Many of the readings this week focus on the shifting definition of big data. To being with the more literal definition of “big,” digital data huge in volume (consists of terabytes or petabytes of data), high in velocity (being created in/near real-time), and diverse in variety in type (structured/unstructured in nature, temporally/spatially referenced) can be defined as big data. In addition, big data strives to capture entire populations or systems, making it exhaustive in scope, aims to be as detailed as possible, and relational in nature, allowing for the conjoining of different datasets, and is scalable (can expand in size rapidly) (Big Brother). Essentially, we try to record relevant data that we can combine with other potentially relevant data, all with the hopes of answering questions about populations/systems, which leads to the next definition of big data: one that is tasked with giving deep and new insights into human behavior. In this case, data is not “big” in its volume, velocity, or variety, but “big” in that in theory, huge amounts of data are available to anyone in the world over the internet (in reality there is private data) (Digitization).
With our goals of generating relevant insights in mind, data science steps in to produce these insights. Driven by practical problems, data science is required to transform big data into useful, valuable information and involves finding relevant data, data preparation, data analysis, and data visualization (Huberman). The applications-driven nature of data science means that visualization is extremely important for understanding the output of the applications stage and communicating the results to clients and stakeholders. Given the absurdly large and complex amount of data, data scientists tackle the scientific challenge of formulating methods to represent complex and entangled systems.

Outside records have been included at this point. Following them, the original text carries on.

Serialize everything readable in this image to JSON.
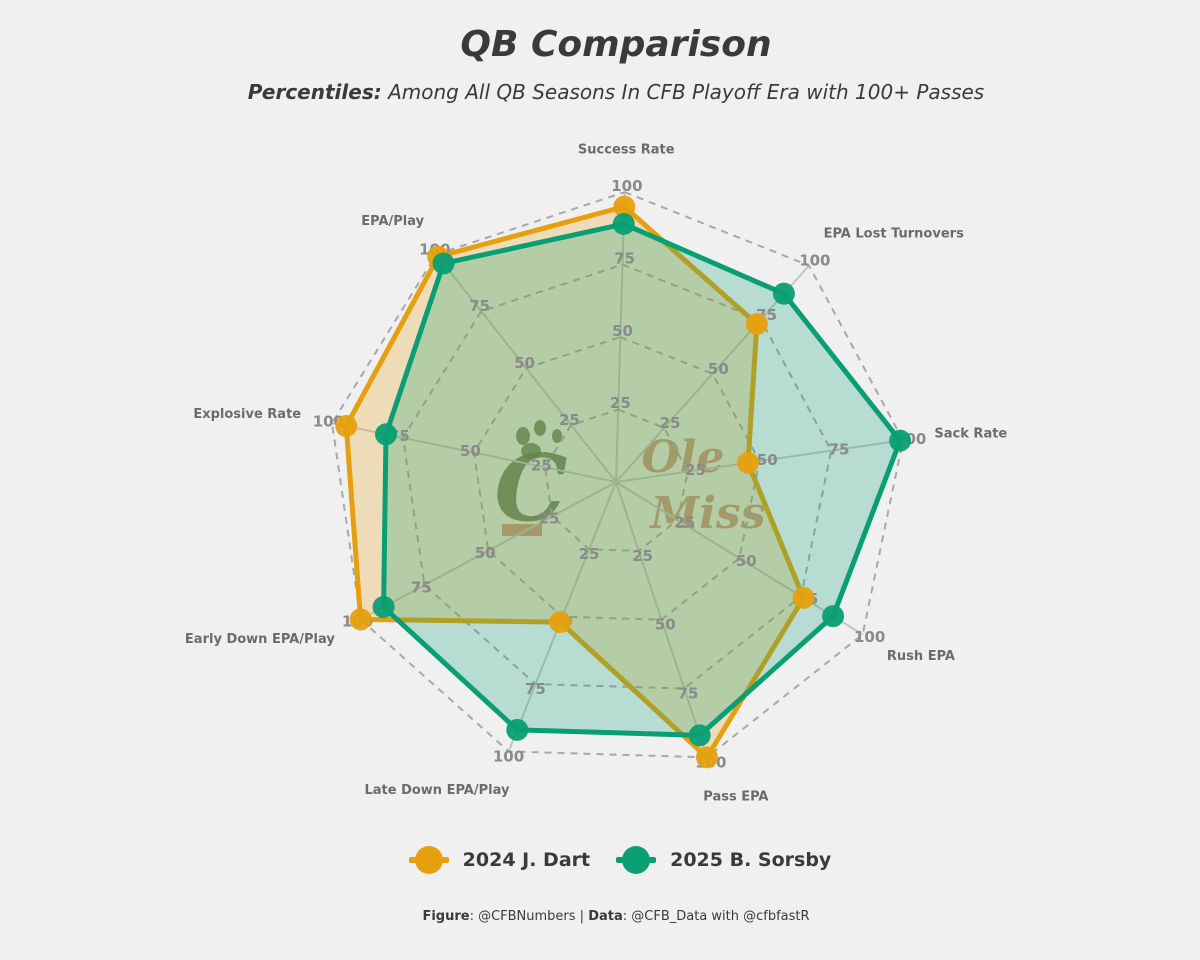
{
  "title": "QB Comparison",
  "subtitle_bold": "Percentiles:",
  "subtitle_rest": "Among All QB Seasons In CFB Playoff Era with 100+ Passes",
  "credit": {
    "figure_label": "Figure",
    "figure_value": ": @CFBNumbers | ",
    "data_label": "Data",
    "data_value": ": @CFB_Data with @cfbfastR"
  },
  "colors": {
    "background": "#f0f0f0",
    "dart": "#e6a00f",
    "sorsby": "#0a9e74",
    "grid": "#a8a8a8",
    "axis_label": "#6b6b6b",
    "tick_label": "#8a8a8a",
    "cincinnati_logo": "#5f6e4f",
    "ole_miss_logo": "#cf8b78"
  },
  "logos": {
    "left": {
      "letter": "C",
      "name": "cincinnati-logo"
    },
    "right": {
      "line1": "Ole",
      "line2": "Miss",
      "name": "ole-miss-logo"
    }
  },
  "chart_data": {
    "type": "radar",
    "title": "QB Comparison",
    "axes": [
      "Success Rate",
      "EPA Lost Turnovers",
      "Sack Rate",
      "Rush EPA",
      "Pass EPA",
      "Late Down EPA/Play",
      "Early Down EPA/Play",
      "Explosive Rate",
      "EPA/Play"
    ],
    "rings": [
      25,
      50,
      75,
      100
    ],
    "range": [
      0,
      100
    ],
    "legend_position": "bottom",
    "series": [
      {
        "name": "2024 J. Dart",
        "color": "#e6a00f",
        "values": [
          95,
          73,
          46,
          76,
          100,
          52,
          100,
          95,
          99
        ]
      },
      {
        "name": "2025 B. Sorsby",
        "color": "#0a9e74",
        "values": [
          89,
          87,
          99,
          88,
          92,
          92,
          91,
          81,
          96
        ]
      }
    ]
  }
}
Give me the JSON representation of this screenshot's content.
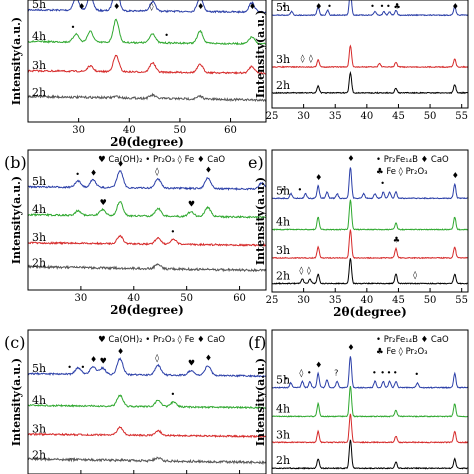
{
  "colors": {
    "5h": "#2b3fa8",
    "4h": "#2fa82f",
    "3h": "#d62a2a",
    "2h": "#000000",
    "2h_gray": "#555555",
    "frame": "#000000"
  },
  "chart_data": [
    {
      "panel": "a",
      "panel_label": "",
      "type": "line",
      "xlabel": "2θ(degree)",
      "ylabel": "Intensity(a.u.)",
      "xlim": [
        20,
        67
      ],
      "xticks": [
        30,
        40,
        50,
        60
      ],
      "series_labels": [
        "5h",
        "4h",
        "3h",
        "2h"
      ],
      "legend": [],
      "series_peaks": {
        "5h": [
          [
            29.5,
            0.45
          ],
          [
            32.3,
            0.55
          ],
          [
            37.4,
            0.95
          ],
          [
            44.6,
            0.35
          ],
          [
            54.0,
            0.55
          ],
          [
            64.2,
            0.35
          ]
        ],
        "4h": [
          [
            29.5,
            0.3
          ],
          [
            32.3,
            0.4
          ],
          [
            37.4,
            0.85
          ],
          [
            44.6,
            0.35
          ],
          [
            54.0,
            0.45
          ],
          [
            64.2,
            0.25
          ]
        ],
        "3h": [
          [
            32.3,
            0.2
          ],
          [
            37.4,
            0.6
          ],
          [
            44.6,
            0.35
          ],
          [
            54.0,
            0.3
          ],
          [
            64.2,
            0.25
          ]
        ],
        "2h": [
          [
            37.4,
            0.05
          ],
          [
            44.6,
            0.12
          ],
          [
            54.0,
            0.1
          ]
        ]
      },
      "markers": [
        {
          "series": "5h",
          "x": 30.5,
          "symbol": "♦"
        },
        {
          "series": "5h",
          "x": 37.4,
          "symbol": "♦"
        },
        {
          "series": "5h",
          "x": 44.6,
          "symbol": "◊"
        },
        {
          "series": "5h",
          "x": 54.0,
          "symbol": "♦"
        },
        {
          "series": "5h",
          "x": 64.2,
          "symbol": "♦"
        },
        {
          "series": "4h",
          "x": 29.0,
          "symbol": "•"
        },
        {
          "series": "4h",
          "x": 47.5,
          "symbol": "•"
        }
      ]
    },
    {
      "panel": "d",
      "panel_label": "",
      "type": "line",
      "xlabel": "",
      "ylabel": "Intensity(a.u.)",
      "xlim": [
        25,
        56
      ],
      "xticks": [
        25,
        30,
        35,
        40,
        45,
        50,
        55
      ],
      "series_labels": [
        "5h",
        "3h",
        "2h"
      ],
      "legend": [],
      "series_peaks": {
        "5h": [
          [
            28.1,
            0.15
          ],
          [
            32.3,
            0.35
          ],
          [
            33.8,
            0.2
          ],
          [
            37.4,
            1.0
          ],
          [
            41.3,
            0.15
          ],
          [
            42.7,
            0.15
          ],
          [
            43.6,
            0.15
          ],
          [
            44.6,
            0.2
          ],
          [
            53.9,
            0.35
          ]
        ],
        "4h": [
          [
            32.3,
            0.35
          ],
          [
            37.4,
            0.95
          ],
          [
            44.6,
            0.2
          ],
          [
            53.9,
            0.35
          ]
        ],
        "3h": [
          [
            32.3,
            0.3
          ],
          [
            37.4,
            0.9
          ],
          [
            42.0,
            0.15
          ],
          [
            44.6,
            0.2
          ],
          [
            53.9,
            0.35
          ]
        ],
        "2h": [
          [
            32.3,
            0.3
          ],
          [
            37.4,
            0.85
          ],
          [
            44.6,
            0.2
          ],
          [
            53.9,
            0.35
          ]
        ]
      },
      "markers": [
        {
          "series": "5h",
          "x": 27.0,
          "symbol": "•"
        },
        {
          "series": "5h",
          "x": 32.3,
          "symbol": "♦"
        },
        {
          "series": "5h",
          "x": 34.2,
          "symbol": "•"
        },
        {
          "series": "5h",
          "x": 41.0,
          "symbol": "•"
        },
        {
          "series": "5h",
          "x": 42.5,
          "symbol": "•"
        },
        {
          "series": "5h",
          "x": 43.5,
          "symbol": "•"
        },
        {
          "series": "5h",
          "x": 44.7,
          "symbol": "♣"
        },
        {
          "series": "5h",
          "x": 53.9,
          "symbol": "♦"
        },
        {
          "series": "3h",
          "x": 30.0,
          "symbol": "◊"
        },
        {
          "series": "3h",
          "x": 31.3,
          "symbol": "◊"
        }
      ]
    },
    {
      "panel": "b",
      "panel_label": "(b)",
      "type": "line",
      "xlabel": "2θ(degree)",
      "ylabel": "Intensity(a.u.)",
      "xlim": [
        20,
        65
      ],
      "xticks": [
        30,
        40,
        50,
        60
      ],
      "series_labels": [
        "5h",
        "4h",
        "3h",
        "2h"
      ],
      "legend": [
        "♥ Ca(OH)₂",
        "• Pr₂O₃",
        "◊ Fe",
        "♦ CaO"
      ],
      "series_peaks": {
        "5h": [
          [
            29.5,
            0.2
          ],
          [
            32.3,
            0.25
          ],
          [
            37.4,
            0.55
          ],
          [
            44.6,
            0.3
          ],
          [
            54.0,
            0.35
          ],
          [
            64.2,
            0.2
          ]
        ],
        "4h": [
          [
            29.5,
            0.15
          ],
          [
            34.1,
            0.2
          ],
          [
            37.4,
            0.45
          ],
          [
            44.6,
            0.25
          ],
          [
            50.8,
            0.15
          ],
          [
            54.0,
            0.3
          ]
        ],
        "3h": [
          [
            37.4,
            0.25
          ],
          [
            44.6,
            0.2
          ],
          [
            47.5,
            0.15
          ]
        ],
        "2h": [
          [
            44.6,
            0.15
          ]
        ]
      },
      "markers": [
        {
          "series": "5h",
          "x": 29.5,
          "symbol": "•"
        },
        {
          "series": "5h",
          "x": 32.3,
          "symbol": "♦"
        },
        {
          "series": "5h",
          "x": 37.4,
          "symbol": "♦"
        },
        {
          "series": "5h",
          "x": 44.6,
          "symbol": "◊"
        },
        {
          "series": "5h",
          "x": 54.0,
          "symbol": "♦"
        },
        {
          "series": "4h",
          "x": 34.1,
          "symbol": "♥"
        },
        {
          "series": "4h",
          "x": 50.8,
          "symbol": "♥"
        },
        {
          "series": "3h",
          "x": 47.5,
          "symbol": "•"
        }
      ]
    },
    {
      "panel": "e",
      "panel_label": "e)",
      "type": "line",
      "xlabel": "2θ(degree)",
      "ylabel": "Intensity(a.u.)",
      "xlim": [
        25,
        56
      ],
      "xticks": [
        25,
        30,
        35,
        40,
        45,
        50,
        55
      ],
      "series_labels": [
        "5h",
        "4h",
        "3h",
        "2h"
      ],
      "legend": [
        "• Pr₂Fe₁₄B",
        "♦ CaO",
        "♣ Fe",
        "◊ Pr₂O₃"
      ],
      "series_peaks": {
        "5h": [
          [
            28.0,
            0.15
          ],
          [
            30.3,
            0.15
          ],
          [
            32.3,
            0.4
          ],
          [
            33.7,
            0.2
          ],
          [
            35.3,
            0.15
          ],
          [
            37.4,
            1.0
          ],
          [
            39.5,
            0.15
          ],
          [
            41.3,
            0.15
          ],
          [
            42.6,
            0.2
          ],
          [
            43.6,
            0.2
          ],
          [
            44.6,
            0.2
          ],
          [
            53.9,
            0.45
          ]
        ],
        "4h": [
          [
            32.3,
            0.4
          ],
          [
            37.4,
            0.95
          ],
          [
            44.6,
            0.2
          ],
          [
            53.9,
            0.4
          ]
        ],
        "3h": [
          [
            32.3,
            0.35
          ],
          [
            37.4,
            0.9
          ],
          [
            44.6,
            0.3
          ],
          [
            53.9,
            0.35
          ]
        ],
        "2h": [
          [
            29.8,
            0.15
          ],
          [
            31.0,
            0.15
          ],
          [
            32.3,
            0.3
          ],
          [
            37.4,
            0.8
          ],
          [
            44.6,
            0.3
          ],
          [
            53.9,
            0.3
          ]
        ]
      },
      "markers": [
        {
          "series": "5h",
          "x": 26.8,
          "symbol": "•"
        },
        {
          "series": "5h",
          "x": 29.5,
          "symbol": "•"
        },
        {
          "series": "5h",
          "x": 32.3,
          "symbol": "♦"
        },
        {
          "series": "5h",
          "x": 37.4,
          "symbol": "♦"
        },
        {
          "series": "5h",
          "x": 42.6,
          "symbol": "•"
        },
        {
          "series": "5h",
          "x": 53.9,
          "symbol": "♦"
        },
        {
          "series": "3h",
          "x": 44.6,
          "symbol": "♣"
        },
        {
          "series": "2h",
          "x": 29.8,
          "symbol": "◊"
        },
        {
          "series": "2h",
          "x": 31.0,
          "symbol": "◊"
        },
        {
          "series": "2h",
          "x": 47.8,
          "symbol": "◊"
        }
      ]
    },
    {
      "panel": "c",
      "panel_label": "(c)",
      "type": "line",
      "xlabel": "",
      "ylabel": "Intensity(a.u.)",
      "xlim": [
        20,
        65
      ],
      "xticks": [
        30,
        40,
        50,
        60
      ],
      "series_labels": [
        "5h",
        "4h",
        "3h",
        "2h"
      ],
      "legend": [
        "♥ Ca(OH)₂",
        "• Pr₂O₃",
        "◊ Fe",
        "♦ CaO"
      ],
      "series_peaks": {
        "5h": [
          [
            29.5,
            0.2
          ],
          [
            32.3,
            0.25
          ],
          [
            34.1,
            0.2
          ],
          [
            37.4,
            0.5
          ],
          [
            44.6,
            0.3
          ],
          [
            50.8,
            0.15
          ],
          [
            54.0,
            0.3
          ]
        ],
        "4h": [
          [
            37.4,
            0.35
          ],
          [
            44.6,
            0.2
          ],
          [
            47.5,
            0.15
          ]
        ],
        "3h": [
          [
            37.4,
            0.25
          ],
          [
            44.6,
            0.15
          ]
        ],
        "2h": [
          [
            44.6,
            0.1
          ]
        ]
      },
      "markers": [
        {
          "series": "5h",
          "x": 28.0,
          "symbol": "•"
        },
        {
          "series": "5h",
          "x": 30.5,
          "symbol": "•"
        },
        {
          "series": "5h",
          "x": 32.3,
          "symbol": "♦"
        },
        {
          "series": "5h",
          "x": 34.1,
          "symbol": "♥"
        },
        {
          "series": "5h",
          "x": 37.4,
          "symbol": "♦"
        },
        {
          "series": "5h",
          "x": 44.6,
          "symbol": "◊"
        },
        {
          "series": "5h",
          "x": 50.8,
          "symbol": "♥"
        },
        {
          "series": "5h",
          "x": 54.0,
          "symbol": "♦"
        },
        {
          "series": "4h",
          "x": 47.5,
          "symbol": "•"
        }
      ]
    },
    {
      "panel": "f",
      "panel_label": "(f)",
      "type": "line",
      "xlabel": "",
      "ylabel": "Intensity(a.u.)",
      "xlim": [
        25,
        56
      ],
      "xticks": [],
      "series_labels": [
        "5h",
        "4h",
        "3h",
        "2h"
      ],
      "legend": [
        "• Pr₂Fe₁₄B",
        "♦ CaO",
        "♣ Fe",
        "◊ Pr₂O₃"
      ],
      "series_peaks": {
        "5h": [
          [
            28.0,
            0.15
          ],
          [
            29.8,
            0.2
          ],
          [
            31.0,
            0.2
          ],
          [
            32.3,
            0.45
          ],
          [
            33.7,
            0.25
          ],
          [
            35.3,
            0.2
          ],
          [
            37.4,
            1.0
          ],
          [
            41.3,
            0.2
          ],
          [
            42.6,
            0.2
          ],
          [
            43.6,
            0.2
          ],
          [
            44.6,
            0.2
          ],
          [
            48.0,
            0.15
          ],
          [
            53.9,
            0.45
          ]
        ],
        "4h": [
          [
            32.3,
            0.4
          ],
          [
            37.4,
            0.95
          ],
          [
            44.6,
            0.2
          ],
          [
            53.9,
            0.4
          ]
        ],
        "3h": [
          [
            32.3,
            0.35
          ],
          [
            37.4,
            0.9
          ],
          [
            44.6,
            0.2
          ],
          [
            53.9,
            0.35
          ]
        ],
        "2h": [
          [
            32.3,
            0.3
          ],
          [
            37.4,
            0.9
          ],
          [
            44.6,
            0.2
          ],
          [
            53.9,
            0.3
          ]
        ]
      },
      "markers": [
        {
          "series": "5h",
          "x": 27.3,
          "symbol": "•"
        },
        {
          "series": "5h",
          "x": 29.8,
          "symbol": "◊"
        },
        {
          "series": "5h",
          "x": 31.0,
          "symbol": "•"
        },
        {
          "series": "5h",
          "x": 32.3,
          "symbol": "♦"
        },
        {
          "series": "5h",
          "x": 35.3,
          "symbol": "?"
        },
        {
          "series": "5h",
          "x": 37.4,
          "symbol": "♦"
        },
        {
          "series": "5h",
          "x": 41.3,
          "symbol": "•"
        },
        {
          "series": "5h",
          "x": 42.6,
          "symbol": "•"
        },
        {
          "series": "5h",
          "x": 43.6,
          "symbol": "•"
        },
        {
          "series": "5h",
          "x": 44.6,
          "symbol": "•"
        },
        {
          "series": "5h",
          "x": 48.0,
          "symbol": "•"
        }
      ]
    }
  ]
}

Data scientists utilize big data every day to generate insights. In one example, it was discovered that people tend to tell lies on Facebook while their Google searches reflect deep personal truths (Huberman).
In our everyday life, we use technology in ways that add to big data and data scientists’ work. For example, almost every time we use social media, go online shopping, or surf the web, data is being collected on us. Our locations, spending histories, interests, and sometimes even information about our body types are collected. This data is sold to many different private companies with the hopes of generating more insights about human behavior (and in most cases, generating more money). In today’s day and age, big data is used in governments, the education system, media, the healthcare industry, and a variety of other places.